WellDoc describes its offering, DiabetesManager, like this: “Cleared by the FDA, [it] provides automated, real-time clinical and behavioral coaching based on patient data. The software-based system supports adult type 2 patients and enables their healthcare providers to configure specific parameters and extend their care beyond traditional office visits by utilizing mobile phones and the Internet,” according to the company’s press release.
“This is really less about a partnership with Allscripts and more about a partnership with George Washington University, which happens to use Allscripts EHR,” Sysko said. “It’s an example of a provider saying ‘Here’s what I need to use the system.’ The Allscripts integration is just the first of many.”
Regulation, payment and integration are often cited as three of the big challenges facing mobile health solutions providers. WellDoc has now made strides on each front. In August the FDA cleared WellDoc’s DiabetesManager platform. In October AT&T announced that it would pilot WellDoc’s system in its own employee population and begin selling it to other self-insured employers it has relationships with. Today WellDoc has announced that its system is interoperable with an electronic medical records system.
WellDoc is planning a big announcement around the efficacy of its system soon.
“In August we announced the preliminary findings from our clinical study but now we are working on completing that manuscript and getting that journal accepted by a peer-reviewed publication to complete the story,” Sysko said.

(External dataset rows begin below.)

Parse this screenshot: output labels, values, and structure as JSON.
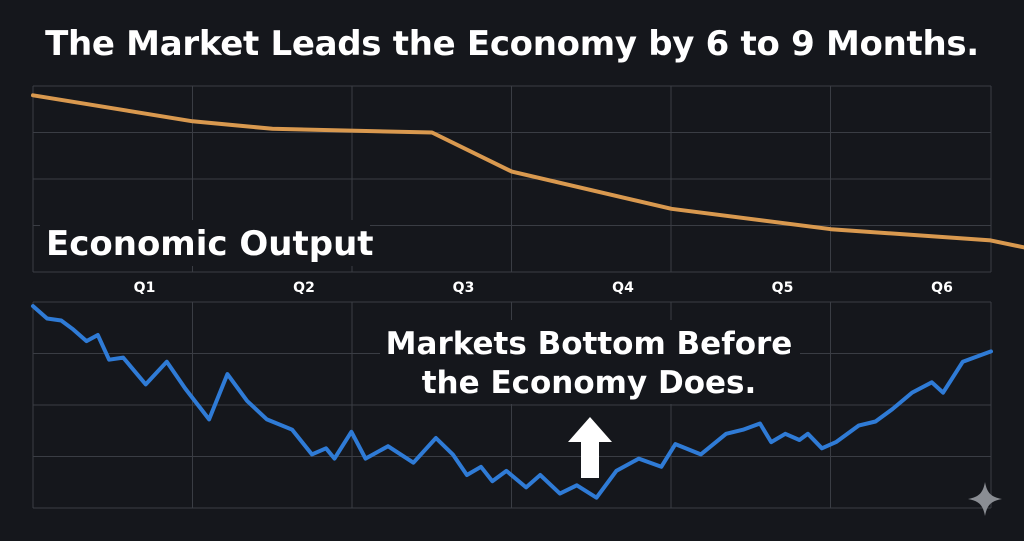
{
  "title": "The Market Leads the Economy by 6 to 9 Months.",
  "colors": {
    "background": "#15171c",
    "grid": "#3a3d44",
    "economy_line": "#d9994f",
    "market_line": "#2f7bd6",
    "text": "#ffffff"
  },
  "icons": {
    "corner": "sparkle-icon",
    "arrow": "up-arrow-icon"
  },
  "chart_data": [
    {
      "type": "line",
      "title": "",
      "annotation": "Economic Output",
      "x_ticks": [
        "Q1",
        "Q2",
        "Q3",
        "Q4",
        "Q5",
        "Q6"
      ],
      "ylim": [
        0,
        100
      ],
      "grid": true,
      "series": [
        {
          "x": [
            0,
            1,
            1.5,
            2.5,
            3,
            4,
            5,
            6,
            6.5
          ],
          "values": [
            95,
            81,
            77,
            75,
            54,
            34,
            23,
            17,
            8
          ]
        }
      ]
    },
    {
      "type": "line",
      "title": "",
      "annotation": [
        "Markets Bottom Before",
        "the Economy Does."
      ],
      "ylim": [
        0,
        100
      ],
      "grid": true,
      "series": [
        {
          "x": [
            0,
            0.1,
            0.2,
            0.28,
            0.38,
            0.46,
            0.54,
            0.64,
            0.8,
            0.95,
            1.08,
            1.25,
            1.38,
            1.52,
            1.66,
            1.84,
            1.98,
            2.08,
            2.14,
            2.26,
            2.36,
            2.52,
            2.7,
            2.86,
            2.98,
            3.08,
            3.18,
            3.26,
            3.36,
            3.5,
            3.6,
            3.74,
            3.86,
            4.0,
            4.14,
            4.3,
            4.46,
            4.56,
            4.74,
            4.92,
            5.04,
            5.16,
            5.24,
            5.34,
            5.44,
            5.5,
            5.6,
            5.7,
            5.86,
            5.98,
            6.1,
            6.24,
            6.38,
            6.46,
            6.6,
            6.8
          ],
          "values": [
            98,
            92,
            91,
            87,
            81,
            84,
            72,
            73,
            60,
            71,
            58,
            43,
            65,
            52,
            43,
            38,
            26,
            29,
            24,
            37,
            24,
            30,
            22,
            34,
            26,
            16,
            20,
            13,
            18,
            10,
            16,
            7,
            11,
            5,
            18,
            24,
            20,
            31,
            26,
            36,
            38,
            41,
            32,
            36,
            33,
            36,
            29,
            32,
            40,
            42,
            48,
            56,
            61,
            56,
            71,
            76
          ]
        }
      ]
    }
  ]
}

Given WellDoc’s position as one of a handful of mobile health companies with FDA clearance, big name partners and now integration into the healthcare system, I asked Sysko what he believed made WellDoc different. Why has the company seemingly pulled ahead of much of the pack?
“The biggest difference has always been that we have approached this from a clinical vantage point,” Sysko said. “We were founded by physicians and have always asked ‘How do we use this to drive outcomes?’ Outcomes for patients and clinical outcomes for providers [have been our focus] versus coming at this from a technology angle. We haven’t said: ‘Look what we can do with data by using Bluetooth and connecting to a server.’ Without question the outcomes-focus has been our biggest differentiator. It certainly has opened the most doors for us.”